There has been much debate recently regarding the need for a “systemic risk regulator” empowered with the ability to take corrective action to prevent the types of dangerous episodes that have become the norm over the past year.
The Obama Administration seems to be leaning toward empowering the Federal Reserve with a great deal of additional authority, but the notion of expanding the Fed’s power in this manner has attracted bipartisan criticism. Some critics simply have lost trust in the Fed (or never had much trust in the institution to begin with) while others believe that the Fed must focus on its primary responsibility as currently defined: price stability and full employment.

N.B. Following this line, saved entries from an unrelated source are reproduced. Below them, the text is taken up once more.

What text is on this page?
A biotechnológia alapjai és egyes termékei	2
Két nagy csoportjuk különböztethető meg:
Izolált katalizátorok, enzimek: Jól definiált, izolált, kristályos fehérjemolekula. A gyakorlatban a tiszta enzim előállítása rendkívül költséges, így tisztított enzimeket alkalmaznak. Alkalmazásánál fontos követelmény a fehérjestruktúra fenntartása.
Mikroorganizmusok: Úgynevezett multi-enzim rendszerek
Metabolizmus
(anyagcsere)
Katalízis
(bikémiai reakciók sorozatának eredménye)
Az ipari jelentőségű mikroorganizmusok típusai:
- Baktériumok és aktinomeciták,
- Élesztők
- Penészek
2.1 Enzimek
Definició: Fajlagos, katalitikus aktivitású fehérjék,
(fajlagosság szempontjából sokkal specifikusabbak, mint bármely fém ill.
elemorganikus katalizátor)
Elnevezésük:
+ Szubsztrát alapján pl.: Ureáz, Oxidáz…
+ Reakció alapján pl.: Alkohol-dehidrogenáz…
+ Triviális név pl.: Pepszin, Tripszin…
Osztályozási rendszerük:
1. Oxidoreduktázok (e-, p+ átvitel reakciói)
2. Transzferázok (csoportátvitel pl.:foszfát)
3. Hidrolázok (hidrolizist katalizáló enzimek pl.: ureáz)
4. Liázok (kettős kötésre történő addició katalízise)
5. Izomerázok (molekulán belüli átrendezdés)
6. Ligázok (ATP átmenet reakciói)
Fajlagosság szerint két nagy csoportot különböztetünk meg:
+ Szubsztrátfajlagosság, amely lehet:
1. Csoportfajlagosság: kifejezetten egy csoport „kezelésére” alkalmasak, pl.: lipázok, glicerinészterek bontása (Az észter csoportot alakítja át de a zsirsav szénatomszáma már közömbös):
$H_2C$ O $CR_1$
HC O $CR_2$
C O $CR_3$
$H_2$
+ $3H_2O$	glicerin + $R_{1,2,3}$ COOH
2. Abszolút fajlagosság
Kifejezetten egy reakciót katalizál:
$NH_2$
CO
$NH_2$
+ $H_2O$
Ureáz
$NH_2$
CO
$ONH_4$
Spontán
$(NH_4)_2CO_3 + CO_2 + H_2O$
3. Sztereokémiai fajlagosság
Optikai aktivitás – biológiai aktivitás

Senator Mark Warner (D-VA), has written an op-ed piece in today’s Washington Post where he suggests that a Systemic Risk Council should be established which will have an independent chair but will include as members various regulators including the Chairman of the Federal Reserve.
While setting up additional Federal bureaucracies is not generally something I favor, my view is that the Federal Reserve already has a diluted focus given its statutory responsibility to concern itself with “full employment” in addition to price stability which should be its singular objective.
Here are a couple of excerpts from Sen. Warner’s article:
The events of the past two years have underscored the need for regulation of the financial markets that anticipates and mitigates systemic risk. The events of the past 20 years have demonstrated that the Federal Reserve is the wrong choice as a systemic risk regulator.
First, the Fed has proved itself incapable of managing and preventing systemic risk. Second, sound monetary policy is too important to place at risk with conflicting or diverting responsibilities. Third, the Fed is not structured to provide the transparency and accountability the public deserves. Fourth, this action could concentrate too much economic power in a single institution.
Some have advocated giving more responsibilities to the Fed because it is the only institution sophisticated enough or the only one with the will and motivation to act properly. But those arguments are demonstrably wrong.
What we need is an all-inclusive Systemic Risk Council with an independent chair appointed by the president and confirmed by Congress, and a membership including the Treasury secretary, the chairman of the Federal Reserve and other prudential regulators. A council with an independent staff, the ability to gather any financial information it needs to spot systemic risk, and prophylactic and emergency powers to deal with such risks would be much more likely to stop the next crisis.
The council would focus on one job: systemic risk. By its nature, it could see across the full horizon of banking, securities, insurance and private equity and better anticipate the risks that emerge in an innovative financial sector. Prudential regulators would remain empowered and responsible for systemic risks arising in their jurisdictions. If threats extend beyond the authority of one regulator, the council would ensure comprehensive, coordinated action.